Как-то я зашел к Гржебину, чтобы оставить для Горького подарок. Горький был в издательстве, и я передал подарок лично. Это была изданная в Венеции книжечка Нерсеса Клаэнского, патриарха всеармянского. Мне показалась она любопытной лингвистически, так как содержала одну и ту же вещь в переводе на двадцать четыре языка. Горький оценил курьез, и мне было приятно, но я тотчас забыл об удовольствии, потому что оно вытеснилось изумлением. Полистав книгу и проверив — верно ли там двадцать четыре языка, Горький сказал:
— Да, был такой. Кажется, в двенадцатом веке. Он еще другое имя носил. Если не ошибаюсь — Шноргали. Он был не только богослов, но и поэт... Книге место в Публичной библиотеке. Не обидитесь, если я передам?.. А что в Венеции издано — понятно. Вам известно о тамошней армянской колонии?..
И он стал говорить о венецианских армянах так, будто только что приготовился читать курс по истории Армении.
В те дни велись переговоры о мире с Финляндией. Ход их вызывал тревогу, иногда недоумение.
В первый раз в разговоре с Горьким я услышал от него имя Троцкого.
— Тут дело ясное: некоторые из делегатов наших ведут себя во вкусе Троцкого. Они хотят сорвать переговоры. Хотят войны. И главным образом войны хочет Петроград. Москва стоит за мир...
Он помолчал раздраженно.
— Сил много накопилось...
Мы вышли на улицу, его дожидалась лошадь, он спросил, куда я иду.
— Садитесь, подвезу.
Стояла весенняя слякоть, на Караванной выбоины торцовой мостовой были заполнены лужами, кучер ехал медленно, прохожие, сторонясь пролетки, жались к домам.
— У меня, понимаете ли, нога болит, — сказал он, — расширение вен, не могу ходить...
Он долго молчал, явно недосказывая чего-то, и хмурился. Мне было неловко слышать объяснение — почему он ездит, а не ходит пешком, а у меня вертелось на языке что-то вроде признания за ним права на любые удобства. Чем дальше мы ехали, тем неприятнее становилась очевидная недосказанность. Где-то у цирка, когда шагом поднимались к Симеоновскому мосту и подул настойчивый ветер, Горький сильно надвинул на глаза широкое поле шляпы, сказал:
— Едешь на лошади, тебя встречают такие ненавистные взгляды: «буржуй».

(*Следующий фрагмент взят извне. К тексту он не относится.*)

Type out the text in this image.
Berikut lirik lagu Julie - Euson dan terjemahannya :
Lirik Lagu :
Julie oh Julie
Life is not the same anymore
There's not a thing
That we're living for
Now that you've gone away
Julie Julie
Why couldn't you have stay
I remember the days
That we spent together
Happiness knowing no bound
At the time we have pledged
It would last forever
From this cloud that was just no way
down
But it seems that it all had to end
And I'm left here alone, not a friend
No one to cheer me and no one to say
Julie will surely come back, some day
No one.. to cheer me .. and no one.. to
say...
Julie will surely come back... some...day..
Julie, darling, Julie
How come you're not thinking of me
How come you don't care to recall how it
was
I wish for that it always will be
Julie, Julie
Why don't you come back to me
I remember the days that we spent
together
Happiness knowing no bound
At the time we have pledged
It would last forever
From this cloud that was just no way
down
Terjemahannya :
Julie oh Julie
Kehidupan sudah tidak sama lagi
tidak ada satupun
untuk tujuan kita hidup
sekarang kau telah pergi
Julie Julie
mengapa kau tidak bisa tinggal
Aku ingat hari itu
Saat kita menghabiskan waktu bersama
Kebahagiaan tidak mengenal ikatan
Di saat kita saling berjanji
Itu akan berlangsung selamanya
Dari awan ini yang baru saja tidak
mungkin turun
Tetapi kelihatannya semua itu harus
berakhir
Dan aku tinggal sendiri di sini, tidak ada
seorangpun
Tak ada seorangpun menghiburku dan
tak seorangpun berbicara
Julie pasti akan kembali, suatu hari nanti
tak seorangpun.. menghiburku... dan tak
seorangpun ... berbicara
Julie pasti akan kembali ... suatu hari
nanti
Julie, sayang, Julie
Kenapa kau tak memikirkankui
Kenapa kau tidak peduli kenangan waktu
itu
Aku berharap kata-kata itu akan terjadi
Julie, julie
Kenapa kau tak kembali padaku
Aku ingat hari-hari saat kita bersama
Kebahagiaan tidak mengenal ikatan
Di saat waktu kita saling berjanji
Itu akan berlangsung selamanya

— Не всегда же так думают.
— А как же еще думают?
— Думают — «комиссар»...
Он довольно засмеялся и с задором начал выглядывать из-под шляпы на разношерстных пешеходов, бежавших через мост.
Рядом с войной, революцией, насущным хлебом, теплом и холодом литература не занимала никакого места. Даже для профессионалов-писателей она казалась несуществующей. Одни думали, что она умерла, другие считали, что после золотого и серебряного века она вступала в век бесславия, упадка, вырождения. Но главное — всем было очевидно, что для прожития, для поддержания земного бытия литература не нужна. Это не могло не укреплять убеждения, что жизнь — одно, а литература — другое. Жизнь — это война, революция, хлеб, дрова. А что такое литература?
Когда в первую мировую войну американцы снаряжали войско на фронт, в Европу, им пришлось подумать над тем, какую книгу для чтения следует положить в походный ранец американского солдата. Они долго выбирали и остановились наконец на романе Диккенса «Жизнь и приключения Николая Никкльби». С этим романом, в котором совсем не говорится о войне, американцы и провели всю войну. Так был решен вопрос, что такое литература, и так он решался не только американцами: литература есть нечто ценное своим отличием от жизни, в ней хорошо то, что это — не война, не революция, не хлеб и не дрова.